On April 14, 1967 a meeting was held at the Esperance RSL Hall to gauge the level of interest within the community for the formation of a brass band.
Twenty people expressed their interest, of whom nine had previous band experience and owned instruments.
At a subsequent meeting on May 5, the Esperance Citizens Band was formed with Ian Palmer as inaugural President, and Mr H.Board as Bandmaster.
Band practices were to be held each Friday night. During the ensuing year, practices were attended by around 14 players, and some 20 school students received lessons from band members.
However the availability of instruments was proving a problem as many of those owned by members proved to be not appropriate for band use, and an approach was made to the Esperance Shire Council for assistance. In September 1968, Council agreed to this request and tenders for the supply of instruments were called.

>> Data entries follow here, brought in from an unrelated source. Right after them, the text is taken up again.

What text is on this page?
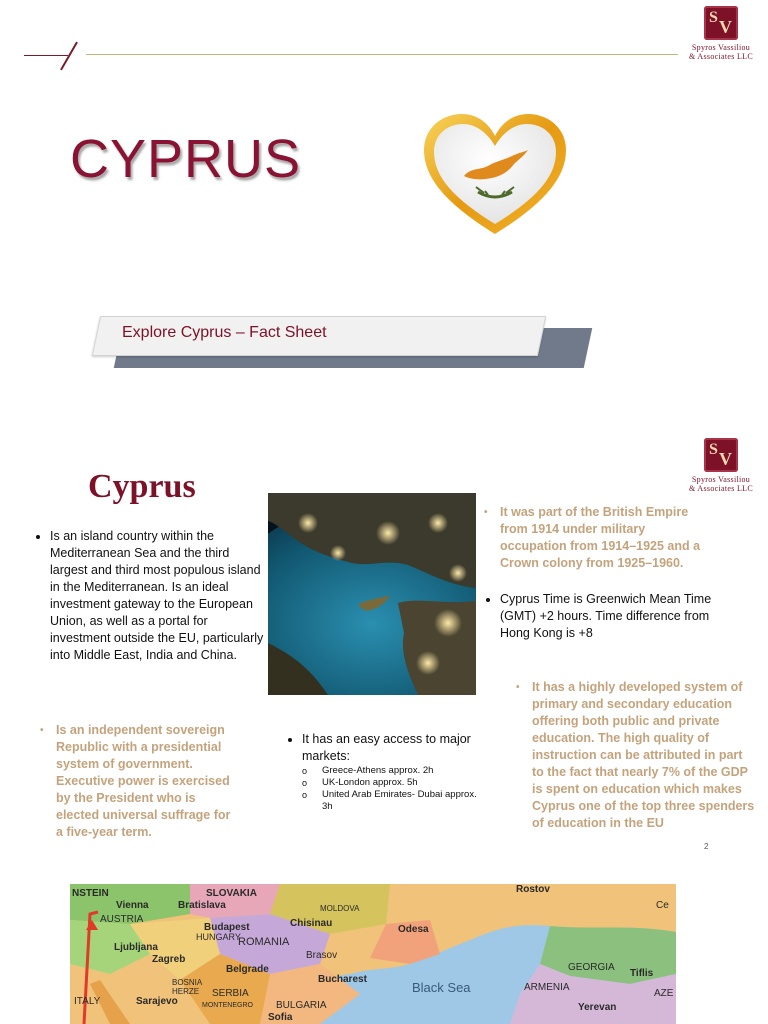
S V
Spyros Vassiliou
& Associates LLC
CYPRUS
Explore Cyprus – Fact Sheet
S V
Spyros Vassiliou
& Associates LLC
Cyprus
• Is an island country within the Mediterranean Sea and the third largest and third most populous island in the Mediterranean. Is an ideal investment gateway to the European Union, as well as a portal for investment outside the EU, particularly into Middle East, India and China.
• Is an independent sovereign Republic with a presidential system of government. Executive power is exercised by the President who is elected universal suffrage for a five-year term.
• It has an easy access to major markets:
o Greece-Athens approx. 2h
o UK-London approx. 5h
o United Arab Emirates- Dubai approx. 3h
• It was part of the British Empire from 1914 under military occupation from 1914–1925 and a Crown colony from 1925–1960.
• Cyprus Time is Greenwich Mean Time (GMT) +2 hours. Time difference from Hong Kong is +8
• It has a highly developed system of primary and secondary education offering both public and private education. The high quality of instruction can be attributed in part to the fact that nearly 7% of the GDP is spent on education which makes Cyprus one of the top three spenders of education in the EU
2
NSTEIN	SLOVAKIA
Vienna	Bratislava
AUSTRIA
Budapest
MOLDOVA
Chisinau
Odesa
Rostov
HUNGARY
ROMANIA
Ljubljana
Zagreb
Belgrade
Brasov
BOSNIA HERZE	SERBIA
Sarajevo
Bucharest
Black Sea	ARMENIA
GEORGIA
Tiflis
Yerevan
BULGARIA
MONTENEGRO
Sofia
ITALY
Ce
AZE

This was to be the first of many instances of valuable support provided to the Band by the Shire.
It’s of interest that the price of a cornet at that time was $78 (currently $3,400) and a tuba was $418 (now $13,800).
During these early years, the band utilised a variety of local halls and facilities as practice venues.

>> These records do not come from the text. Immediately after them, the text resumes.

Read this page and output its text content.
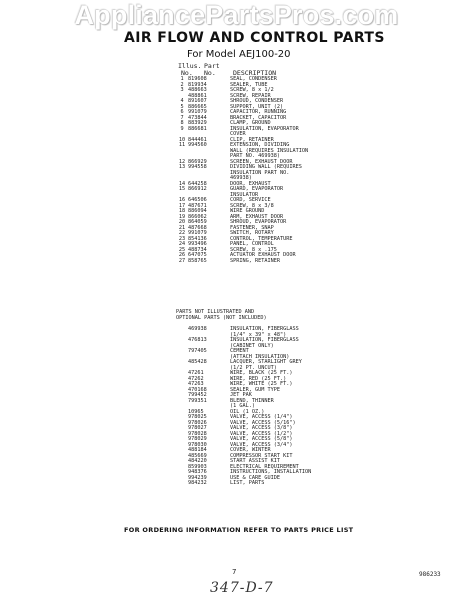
AppliancePartsPros.com
AIR FLOW AND CONTROL PARTS
For Model AEJ100-20
Illus. Part
No. No.	DESCRIPTION
1 819608	SEAL, CONDENSER
2 819934	SEALER, TUBE
3 488663	SCREW, 8 x 1/2
488861	SCREW, REPAIR
4 891607	SHROUD, CONDENSER
5 886665	SUPPORT, UNIT (2)
6 991079	CAPACITOR, RUNNING
7 473844	BRACKET, CAPACITOR
8 883929	CLAMP, GROUND
9 886681	INSULATION, EVAPORATOR
COVER
10 844461	CLIP, RETAINER
11 994560	EXTENSION, DIVIDING
WALL (REQUIRES INSULATION
PART NO. 469938)
12 866929	SCREEN, EXHAUST DOOR
13 994558	DIVIDING WALL (REQUIRES
INSULATION PART NO.
469938)
14 644258	DOOR, EXHAUST
15 866912	GUARD, EVAPORATOR
INSULATOR
16 646506	CORD, SERVICE
17 487671	SCREW, 8 x 3/8
18 886094	WIRE GROUND
19 866062	ARM, EXHAUST DOOR
20 864059	SHROUD, EVAPORATOR
21 487668	FASTENER, SNAP
22 991079	SWITCH, ROTARY
23 854136	CONTROL, TEMPERATURE
24 993496	PANEL, CONTROL
25 488734	SCREW, 8 x .175
26 647075	ACTUATOR EXHAUST DOOR
27 858765	SPRING, RETAINER
PARTS NOT ILLUSTRATED AND
OPTIONAL PARTS (NOT INCLUDED)
469938	INSULATION, FIBERGLASS
(1/4" x 39" x 48")
476813	INSULATION, FIBERGLASS
(CABINET ONLY)
797405	CEMENT
(ATTACH INSULATION)
485428	LACQUER, STARLIGHT GREY
(1/2 PT. UNCUT)
47261	WIRE, BLACK (25 FT.)
47262	WIRE, RED (25 FT.)
47263	WIRE, WHITE (25 FT.)
470168	SEALER, GUM TYPE
799452	JET PAK
799351	BLEND, THINNER
(1 GAL.)
10965	OIL (1 OZ.)
978025	VALVE, ACCESS (1/4")
978026	VALVE, ACCESS (5/16")
978027	VALVE, ACCESS (3/8")
978028	VALVE, ACCESS (1/2")
978029	VALVE, ACCESS (5/8")
978030	VALVE, ACCESS (3/4")
488184	COVER, WINTER
485669	COMPRESSOR START KIT
484220	START ASSIST KIT
859903	ELECTRICAL REQUIREMENT
948376	INSTRUCTIONS, INSTALLATION
994239	USE & CARE GUIDE
984232	LIST, PARTS
FOR ORDERING INFORMATION REFER TO PARTS PRICE LIST
7	986233
347-D-7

In 1978, the Shire proposed to include the construction of a dedicated band room as part of planned renovations to the Agricultural Hall, subject to the band contributing to the cost.
The following year the Band was able to move into the new facility which continues to be its home today. In 2000, the name of the Band was amended to Esperance Brass Band.
Over the years the Band has continued to perform at many community events, with the annual ANZAC parade and service always a highlight.
Other regular appearances have included Christmas carols throughout the region, Esperance Show, Condingup Fair, Blessing of the Fleet and the Esperance Music Festival to name just a few.
Over the years, many musicians have filled the ranks (or occupied chairs) of the Band, developing their musical skills and contributing to performances.
Many school students have enriched their musical education by playing alongside experienced players, and gone on to become accomplished musicians locally and elsewhere.
Esperance is the smallest community in Western Australia to have a functioning brass band, and may even be the smallest in Australia – a tribute to the dedication of band members and the support of the local community.
This year marks the 50th anniversary of the formation of the band.
To mark the occasion, the Band is holding a 50th birthday concert at the Esperance Civic Centre this coming September 24 at 2:30 pm.
The program will feature many new additions to the Band’s repertoire which members have been rehearsing especially for the occasion.
Tickets, which are a bargain at $10 for adults, $5 seniors/concession, and children 12 and under admitted free, will be available at the door.